39 Ill. App. 261 | Ill. App. Ct. | 1891
The appellee moves the court to dismiss appellant’s appeal in this case, and assigns for cause that a certified copy of the record of the judgment appealed from was not filed in this court in apt time required by the statute. The facts are as follows s The September term of the Circuit Court, A. D. 1890, of which the judgment in question was appealed from, adjourned November 22,1890. The next term of the Appellate Court convened December 2, 1890. If the day on which the Circuit Court adjourned be excluded and the first day of the Appellate Court be included, then ten days elapsed between the day of adjournment of the Circuit Court and the convening of the Appellate Court; and if such computation be admitted as correct, then by the terms of the statute the record should have been filed in this court by the tenth day of the December term, 1890, and not having been filed herein till long afterward, the appeal should be dismissed. The appellant contends that under the statute only nine days elapsed between the adjournment of .court and the convening of the Appellate Court, and hence the appeal is brought here in time. Upon the construction of Sec. 73, Chap. 110, the right to file the record of said cause at this term of court depends. The section in question, after providing for the filing of an authenticated copy of the record, in the Appellate or Supreme Court, provides that if twenty days shall have intervened between the date of the judgment appealed from, now so changed as to require the appeal to be taken from the day of the adjournment of court, instead of the date of the judgment, and the sitting of Appellate or Supreme Court, “but if ten days, and not twenty days, shall have intervened, as aforesaid, then the record shall be filed, as aforesaid, on or before the tenth day of said succeeding term; otherwise .said appeal shall be dismissed until further time to file the same shall have been granted.”
It is contended by appellant that the clause, “ intervening,” etc., between the adjournment of the court and the convening of the Appellate Court, should be construed so as to require that the day of the adjournment of the Circuit Court, as well as the day of the convening of the Appellate Court, should both be excluded. In such casé only nine days would intervene, and the appeal brought here would be in apt time. We do not understand that such is the proper construction of the act.

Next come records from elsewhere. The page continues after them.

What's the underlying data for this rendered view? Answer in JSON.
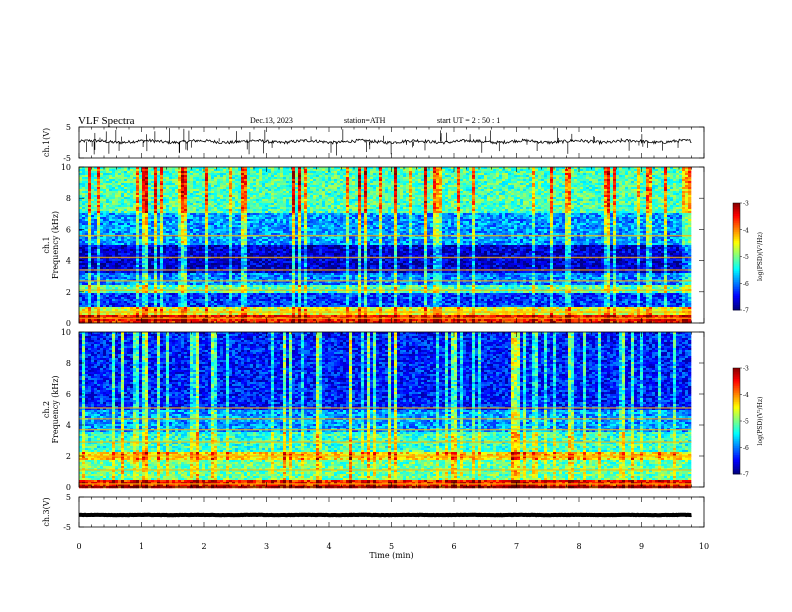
{
  "header": {
    "title": "VLF  Spectra",
    "date": "Dec.13, 2023",
    "station": "station=ATH",
    "start_ut": "start  UT  =   2  : 50 : 1"
  },
  "chart_data": [
    {
      "type": "line",
      "panel": "ch1_waveform",
      "ylabel": "ch.1(V)",
      "ylim": [
        -5,
        5
      ],
      "yticks": [
        "5",
        "-5"
      ],
      "baseline": 0.3,
      "noise": 0.5,
      "spikes_per_min": 7
    },
    {
      "type": "heatmap",
      "panel": "ch1_spectrogram",
      "ylabel_lines": [
        "ch.1",
        "Frequency  (kHz)"
      ],
      "ylim": [
        0,
        10
      ],
      "yticks": [
        "0",
        "2",
        "4",
        "6",
        "8",
        "10"
      ],
      "colorbar": {
        "label": "log(PSD)(V²/Hz)",
        "range": [
          -7,
          -3
        ],
        "ticks": [
          "-3",
          "-4",
          "-5",
          "-6",
          "-7"
        ],
        "colormap": "jet"
      },
      "bands_khz": [
        {
          "from": 0.0,
          "to": 0.5,
          "level": -3.6
        },
        {
          "from": 0.5,
          "to": 1.0,
          "level": -4.6
        },
        {
          "from": 1.0,
          "to": 1.9,
          "level": -6.3
        },
        {
          "from": 1.9,
          "to": 2.4,
          "level": -5.2
        },
        {
          "from": 2.4,
          "to": 3.2,
          "level": -6.0
        },
        {
          "from": 3.2,
          "to": 5.0,
          "level": -6.7
        },
        {
          "from": 5.0,
          "to": 7.0,
          "level": -5.9
        },
        {
          "from": 7.0,
          "to": 10.0,
          "level": -5.2
        }
      ],
      "tone_lines_khz": [
        0.3,
        0.7,
        2.1,
        2.7,
        3.4,
        4.2,
        5.6
      ],
      "sferics": "frequent broadband vertical bursts"
    },
    {
      "type": "heatmap",
      "panel": "ch2_spectrogram",
      "ylabel_lines": [
        "ch.2",
        "Frequency  (kHz)"
      ],
      "ylim": [
        0,
        10
      ],
      "yticks": [
        "0",
        "2",
        "4",
        "6",
        "8",
        "10"
      ],
      "colorbar": {
        "label": "log(PSD)(V²/Hz)",
        "range": [
          -7,
          -3
        ],
        "ticks": [
          "-3",
          "-4",
          "-5",
          "-6",
          "-7"
        ],
        "colormap": "jet"
      },
      "bands_khz": [
        {
          "from": 0.0,
          "to": 0.4,
          "level": -3.6
        },
        {
          "from": 0.4,
          "to": 1.7,
          "level": -5.1
        },
        {
          "from": 1.7,
          "to": 2.3,
          "level": -4.4
        },
        {
          "from": 2.3,
          "to": 3.5,
          "level": -5.3
        },
        {
          "from": 3.5,
          "to": 5.0,
          "level": -5.9
        },
        {
          "from": 5.0,
          "to": 10.0,
          "level": -6.4
        }
      ],
      "tone_lines_khz": [
        0.2,
        1.1,
        2.0,
        2.9,
        3.7,
        4.4,
        5.1
      ],
      "sferics": "frequent broadband vertical bursts"
    },
    {
      "type": "line",
      "panel": "ch3_waveform",
      "ylabel": "ch.3(V)",
      "ylim": [
        -5,
        5
      ],
      "yticks": [
        "5",
        "-5"
      ],
      "baseline": -1.0,
      "noise": 0.05,
      "spikes_per_min": 0
    }
  ],
  "x_axis": {
    "xlabel": "Time  (min)",
    "xlim": [
      0,
      10
    ],
    "data_xmax": 9.8,
    "ticks": [
      "0",
      "1",
      "2",
      "3",
      "4",
      "5",
      "6",
      "7",
      "8",
      "9",
      "10"
    ]
  }
}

It has been uniformly held that where language like that in the above sections is used it is the rule to exclude the day on which the time commences to run, and include the day to which it should run. Vairin v. Edmonson, 5 Grilm. 270; Roan v. Rohrer, 72 Ill. 582; Higgins v. Halligan, 46 Ill. 173.
Therefore we must hold that the authenticated copy of the record was not filed in this court in the time required by the statute, and in accordance with its peremptory provisions the appeal should be dismissed. But the appellant contends that appellee has waived his right to dismiss the appeal by assigning cross-errors and filing his briefs, and therefore his motion should not be sustained. Such has not been the ruling of this and other Appellate Courts of this State. It has always been held that the parties could not by such acts waive the right to move for dismissal, and indeed the court might dismiss the appeal on its own motion. The motion will have to be sustained and the appeal dismissed.
Motion to dismiss appeal herein gramted.